Many workplaces are trying to develop a corporate culture that makes you feel like a wimp if you get stressed out or that you aren’t doing enough unless you are stressed out. And nobody wants to talk about stress anymore, they are using the euphemism of “work-life balance.” It reminds me of when the small nice community where my wife grew up gave itself a new name. It did this to avoid being associated with the gang violence of the adjacent rough neighborhood with whom they previously shared a name. It did nothing to change the gang violence but it made them feel that it was no longer their problem. Calling stress “work-life balance” doesn’t change the reality of how stress makes you sick.
Besides, work isn’t the only stressor in your life. What if you’re raising a high-needs child? Or your teen is climbing out their bedroom window and staying out all night? Or you are now caring for your aging parents who are exhibiting their stress-related illnesses caused by you climbing out of your bedroom window? Work-life balance is always a good idea: you need to balance work with family and personal time, but, as a concept, it is not robust enough to deal with the stress epidemic and keep you healthy.

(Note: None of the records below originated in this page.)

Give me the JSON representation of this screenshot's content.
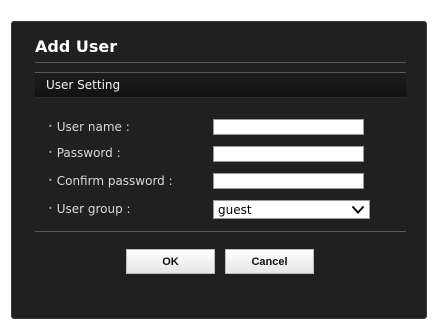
{
  "dialog": {
    "title": "Add User",
    "section_title": "User Setting",
    "fields": [
      {
        "label": "User name :",
        "value": ""
      },
      {
        "label": "Password :",
        "value": ""
      },
      {
        "label": "Confirm password :",
        "value": ""
      }
    ],
    "user_group": {
      "label": "User group :",
      "selected": "guest"
    },
    "buttons": {
      "ok": "OK",
      "cancel": "Cancel"
    }
  }
}
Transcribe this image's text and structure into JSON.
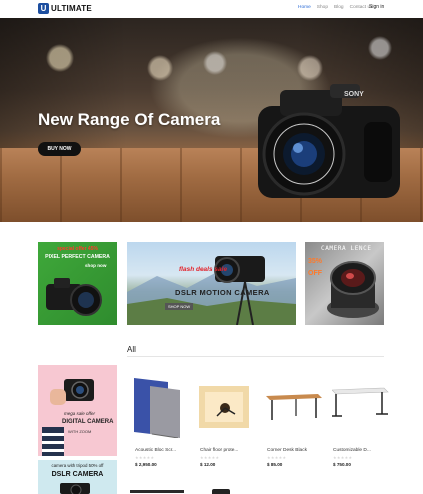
{
  "header": {
    "logo_letter": "U",
    "brand": "ULTIMATE",
    "nav": [
      "Home",
      "Shop",
      "Blog",
      "Contact us"
    ],
    "signin": "Sign in"
  },
  "hero": {
    "title": "New Range Of Camera",
    "button": "BUY NOW",
    "camera_brand": "SONY"
  },
  "promos": {
    "p1": {
      "offer": "special offer 45%",
      "title": "PIXEL PERFECT CAMERA",
      "shop": "shop now"
    },
    "p2": {
      "flash": "flash deals sale",
      "title": "DSLR MOTION CAMERA",
      "shop": "SHOP NOW"
    },
    "p3": {
      "title": "CAMERA LENCE",
      "pct": "35% OFF"
    }
  },
  "category": {
    "label": "All"
  },
  "side_banners": {
    "b1": {
      "offer": "mega sale offer",
      "title": "DIGITAL CAMERA",
      "sub": "WITH ZOOM"
    },
    "b2": {
      "offer": "camera with tripod 50% off",
      "title": "DSLR CAMERA"
    }
  },
  "products": [
    {
      "name": "Acoustic Bloc Scr...",
      "stars": "★★★★★",
      "price": "$ 2,950.00"
    },
    {
      "name": "Chair floor prote...",
      "stars": "★★★★★",
      "price": "$ 12.00"
    },
    {
      "name": "Corner Desk Black",
      "stars": "★★★★★",
      "price": "$ 85.00"
    },
    {
      "name": "Customizable D...",
      "stars": "★★★★★",
      "price": "$ 750.00"
    }
  ],
  "colors": {
    "accent": "#2a6ad6",
    "logo": "#1d4fa0",
    "button": "#111111",
    "flash_red": "#e4222a"
  }
}
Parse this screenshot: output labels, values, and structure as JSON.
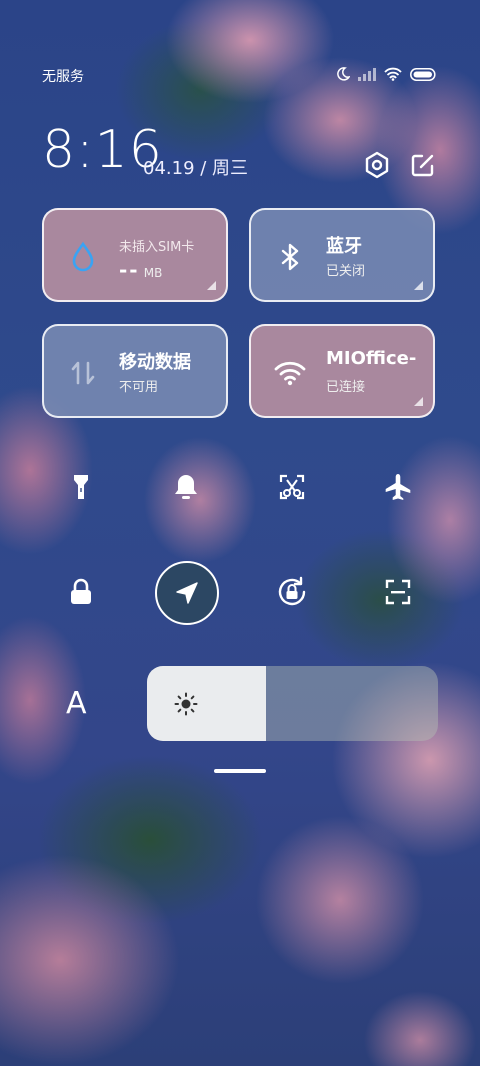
{
  "status_bar": {
    "carrier": "无服务",
    "icons": [
      "moon-icon",
      "signal-icon",
      "wifi-icon",
      "battery-icon"
    ]
  },
  "header": {
    "time": "8:16",
    "date": "04.19 / 周三",
    "settings_icon": "settings-hex-icon",
    "edit_icon": "edit-icon"
  },
  "tiles": {
    "sim": {
      "title": "未插入SIM卡",
      "value": "--",
      "unit": "MB",
      "icon": "data-drop-icon"
    },
    "bluetooth": {
      "title": "蓝牙",
      "status": "已关闭",
      "icon": "bluetooth-icon"
    },
    "mobile_data": {
      "title": "移动数据",
      "status": "不可用",
      "icon": "mobile-data-arrows-icon"
    },
    "wifi": {
      "title": "MIOffice-",
      "status": "已连接",
      "icon": "wifi-icon"
    }
  },
  "toggles_row1": [
    "flashlight-icon",
    "bell-icon",
    "screenshot-icon",
    "airplane-icon"
  ],
  "toggles_row2": [
    "lock-icon",
    "location-icon",
    "rotation-lock-icon",
    "scan-icon"
  ],
  "brightness": {
    "auto_label": "A",
    "level": 0.41,
    "icon": "sun-icon"
  },
  "colors": {
    "tile_pink": "#c496a2",
    "tile_blue": "#7a8cb4"
  }
}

There are better ways to deal with stress than blaming, shaming, and guilting you, or ignoring what you are going through. Let me outline one.

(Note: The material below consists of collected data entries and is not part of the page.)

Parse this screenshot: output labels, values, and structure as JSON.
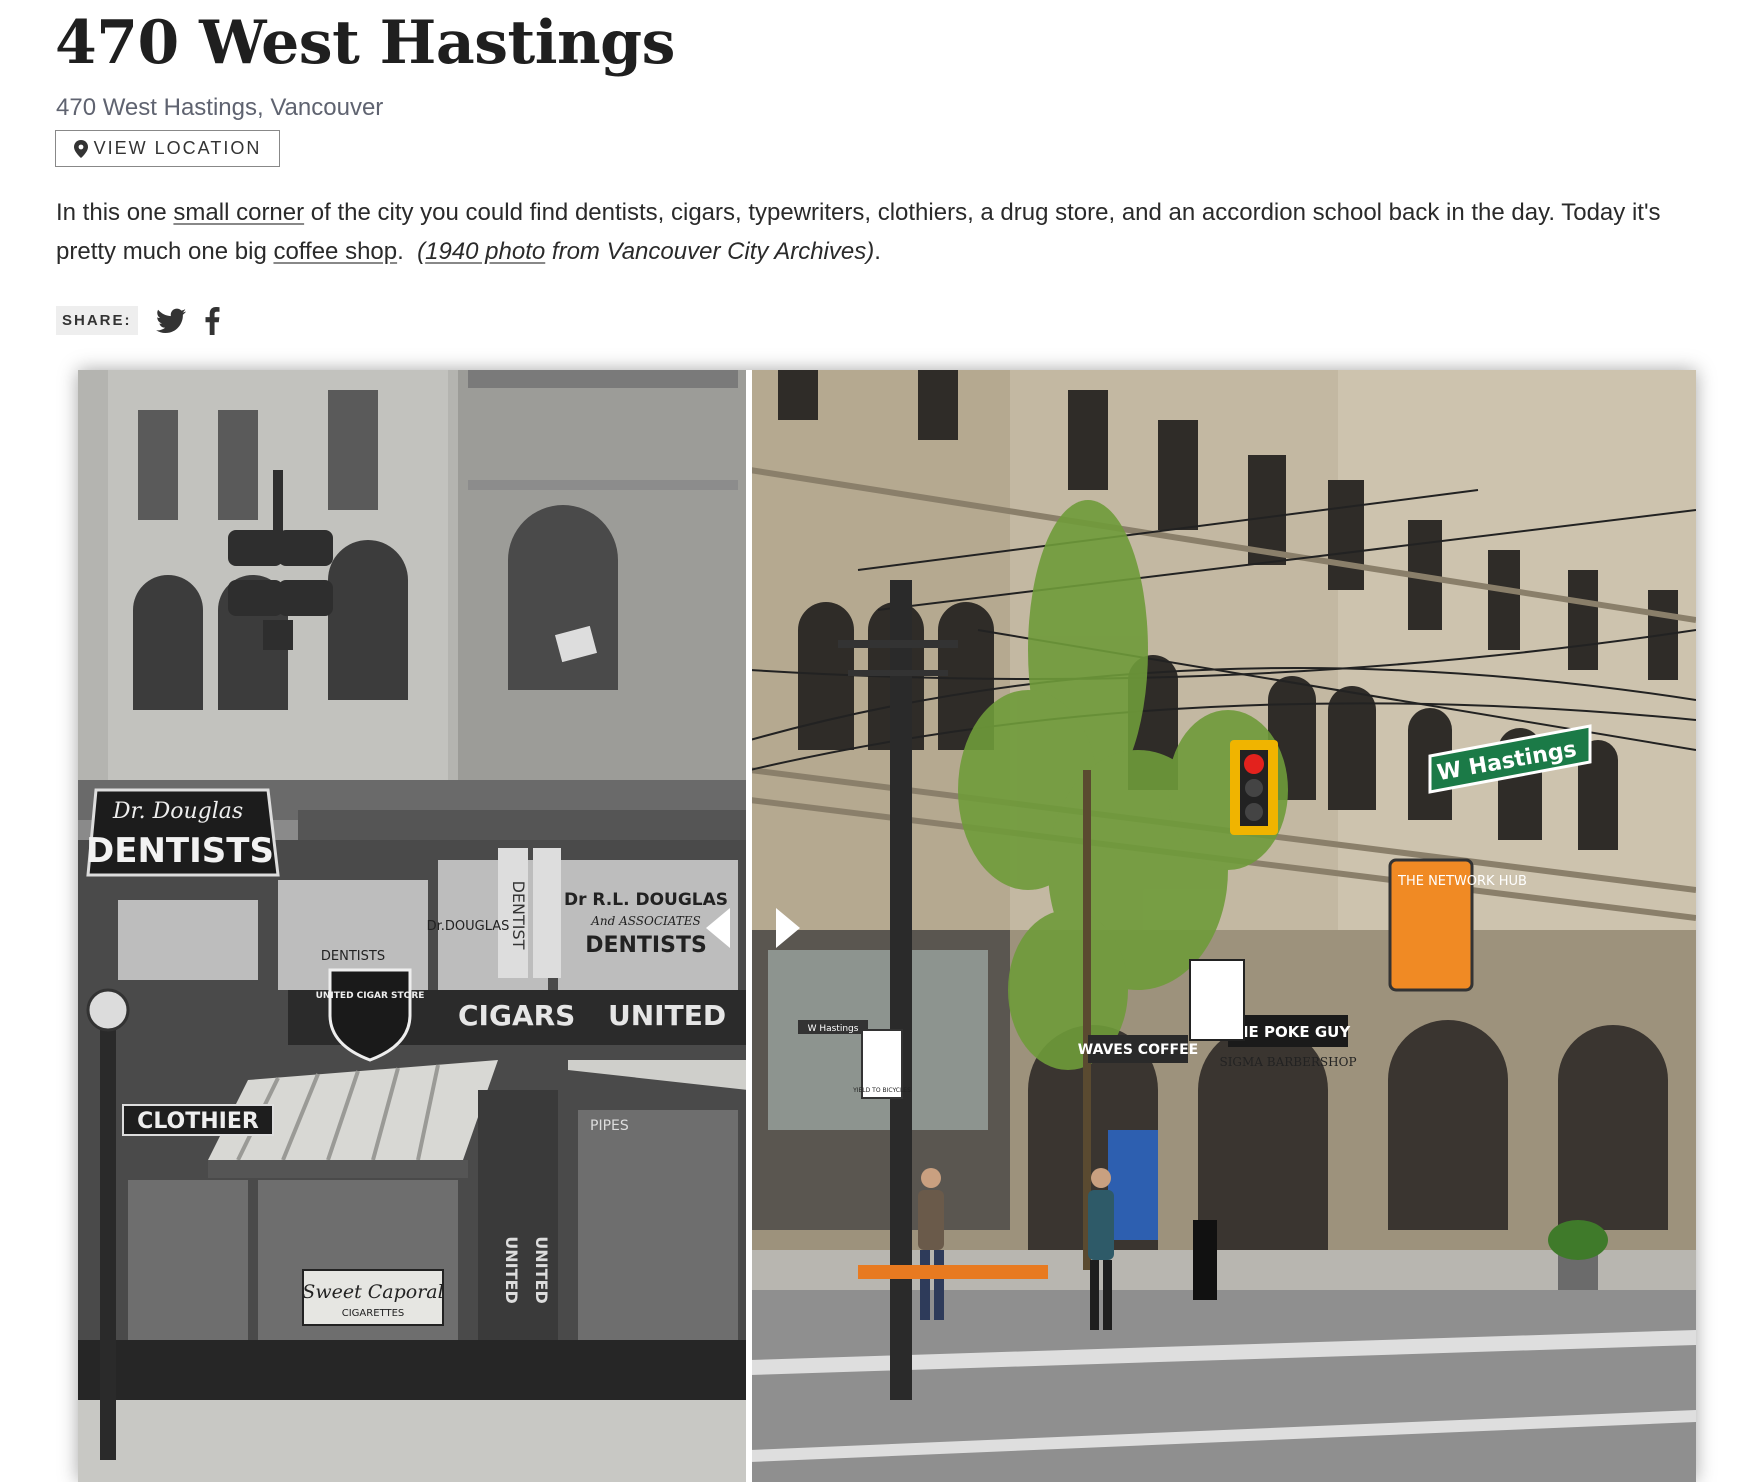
{
  "post": {
    "title": "470 West Hastings",
    "address": "470 West Hastings, Vancouver",
    "view_location_label": "VIEW LOCATION",
    "description": {
      "part1": "In this one ",
      "link1": "small corner",
      "part2": " of the city you could find dentists, cigars, typewriters, clothiers, a drug store, and an accordion school back in the day. Today it's pretty much one big ",
      "link2": "coffee shop",
      "part3": ".  ",
      "paren_open": "(",
      "link3": "1940 photo",
      "part4": " from Vancouver City Archives)",
      "part5": "."
    }
  },
  "share": {
    "label": "SHARE:",
    "icons": [
      "twitter-icon",
      "facebook-icon"
    ]
  },
  "comparison": {
    "then_signs": {
      "dentists_script": "Dr. Douglas",
      "dentists": "DENTISTS",
      "dentist_vertical": "DENTIST",
      "drl_douglas": "Dr R.L. DOUGLAS",
      "associates": "And ASSOCIATES",
      "dentists2": "DENTISTS",
      "dr_douglas_small": "Dr.DOUGLAS",
      "dentists_small": "DENTISTS",
      "united_cigar": "UNITED CIGAR STORE",
      "cigars": "CIGARS",
      "united": "UNITED",
      "clothier": "CLOTHIER",
      "sweet_caporal": "Sweet Caporal",
      "cigarettes": "CIGARETTES",
      "pipes": "PIPES"
    },
    "now_signs": {
      "street_sign": "W Hastings",
      "network_hub": "THE NETWORK HUB",
      "waves": "WAVES COFFEE",
      "poke_guy": "THE POKE GUY",
      "sigma": "SIGMA BARBERSHOP",
      "w_hastings_small": "W Hastings",
      "yield": "YIELD TO BICYCLES"
    }
  }
}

You have the stress response to help you survive short-term physically demanding situations, such as encountering a bear. You are not designed to spend your whole day, let alone weeks, months, or years, in the stress response. (See the blog post “What Stress Does to You”.) Once the stress response is triggered, your body starts to respond in milliseconds, way too quickly to talk yourself out of it, and the effects linger for hours. Therefore, you only need two to three stressors per day to essentially spend the whole day in the stress response physiology. Modern life stressors rarely need you to run or fight as the answer. The stress response is triggered any time you perceive yourself to be either threatened or spread too thin. How you perceive your experiences is determined by your world view. Your world view is composed of the sum total of your beliefs. With practice, you get to choose what you believe, therefore, you get to choose your world view…the emphasis is on “with practice”. So, the question to ask yourself is, “Could it be possible to work my beliefs around in such a way that the vast majority of what I have to deal with in a day does not trigger my fight or flight reflex?”
We know the answer is “YES!” and we here at The 7 Tools are dedicated to helping you learn how to stay healthy in the face of your life’s potential stressors. (I call them “potential” stressors because, once you learn and practice the Seven Tools of Healing, you will have a completely different response to the things that are stressing you out right now.)